Herencias
FÉLIX BAYÓN
Tengo un amigo que a lo largo de su vida ha negociado muchas veces la compra de derechos de obras literarias para adaptarlas al cine. Es éste un terreno muy resbaladizo dado el celo con el que la mayor parte de los autores defiende el contenido de sus trabajos.
Un día le pregunté con cuántos escritores había terminado mal. "Nunca he tenido un problema con un escritor vivo", sentenció mi amigo antes de aclarar que, en cambio, buena parte de las negociaciones entabladas con herederos de autores habían acabado como el rosario de la aurora.
Los que trataron intensamente en vida a Rafael Alberti coinciden en decir que poseía una generosidad que podía ser calificada de insensata. Así fue, al menos, hasta su boda con María Asunción Mateo. A partir de entonces, las cosas cambiaron por completo.
En los últimos años de la vida de Rafael Alberti estos asuntos se trataron periodísticamente de una manera tímida, eufemística y jugando con sobreentendidos. Incluso cuando Alberti, tras su matrimonio, se echó atrás en la cesión hecha a la Diputación gaditana de los objetos que contenía su casa romana, cosa que puso en un aprieto a esta institución, que sólo podía ceder o llevar a los tribunales al poeta.
Tras la muerte de Alberti, algunos de sus amigos comenzaron a denunciar las manipulaciones sufridas por sus memorias, episodio chusco pero revelador y, sobre todo, inmoral. Las últimas noticias sobre el testamento de Alberti resultan ya muy alarmantes y van completando un paisaje bastante tétrico.
Curiosamente, y de manera hipócrita, hay quienes han intentado pedir silencio invocando su memoria. Pero, precisamente, lo que está en juego es la memoria de Alberti, que corre el peligro de convertirse en objeto banal de marchandising, como si fuera un producto de Disney, y de atomizarse, según se vayan dispersando el control sobre su obra y los objetos artísticos que poseyó en vida.
Es inverosímil que a alguien con tan poco apego por lo material le diera por hacer hasta una decena de testamentos diferentes a lo largo de los últimos cinco años de su vida y que consintiera consciente y libremente crear una sociedad limitada que tiene por finalidad convertir su nombre en marca comercial para ser usada en llaveros, jarras, discos y camisetas.

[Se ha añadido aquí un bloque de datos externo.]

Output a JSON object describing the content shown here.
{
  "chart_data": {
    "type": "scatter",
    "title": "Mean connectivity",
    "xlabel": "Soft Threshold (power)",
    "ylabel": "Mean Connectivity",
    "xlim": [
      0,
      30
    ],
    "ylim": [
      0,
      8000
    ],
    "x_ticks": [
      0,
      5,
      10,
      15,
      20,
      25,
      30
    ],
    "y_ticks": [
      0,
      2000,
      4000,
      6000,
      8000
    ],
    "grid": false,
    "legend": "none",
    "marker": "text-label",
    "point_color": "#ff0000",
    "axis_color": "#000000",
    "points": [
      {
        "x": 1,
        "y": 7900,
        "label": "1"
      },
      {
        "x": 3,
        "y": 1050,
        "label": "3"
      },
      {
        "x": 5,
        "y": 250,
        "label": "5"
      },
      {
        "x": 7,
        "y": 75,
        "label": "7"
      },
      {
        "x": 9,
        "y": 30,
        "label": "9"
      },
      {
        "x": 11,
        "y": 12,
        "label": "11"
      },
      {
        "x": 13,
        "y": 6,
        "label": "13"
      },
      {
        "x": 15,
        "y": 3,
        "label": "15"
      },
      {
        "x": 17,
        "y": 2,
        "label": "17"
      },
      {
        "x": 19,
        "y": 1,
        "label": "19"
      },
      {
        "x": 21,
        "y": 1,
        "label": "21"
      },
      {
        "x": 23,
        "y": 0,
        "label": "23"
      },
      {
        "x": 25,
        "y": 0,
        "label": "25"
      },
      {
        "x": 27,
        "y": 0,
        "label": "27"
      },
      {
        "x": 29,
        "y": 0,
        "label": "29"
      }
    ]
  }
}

La herencia de Alberti es un problema que excede el ámbito familiar. No es un asunto privado. Es cosa de la familia litigar sobre el provecho económico que dé su obra. Pero la imagen del poeta y el control sobre la edición de sus escritos es algo que, muerto Alberti, nos pertenecen moralmente a todos y por tanto deben de ser tratados con respeto.
El Ministerio de Cultura, la correspondiente Consejería de la Junta y la Diputación de Cádiz tienen algo que decir en todo este asunto. Conviene superar el temor supersticioso que producen las herencias y el pudor a hablar sobre los dineros de la Cultura.
Luego está, naturalmente, la valoración de la conducta moral de quienes rodearon al poeta en los últimos años de su vida y de la frialdad con la que parecen haber actuado. Eso es cosa de cada uno. Afortunadamente, por lo que se va viendo, no van a faltar elementos de juicio.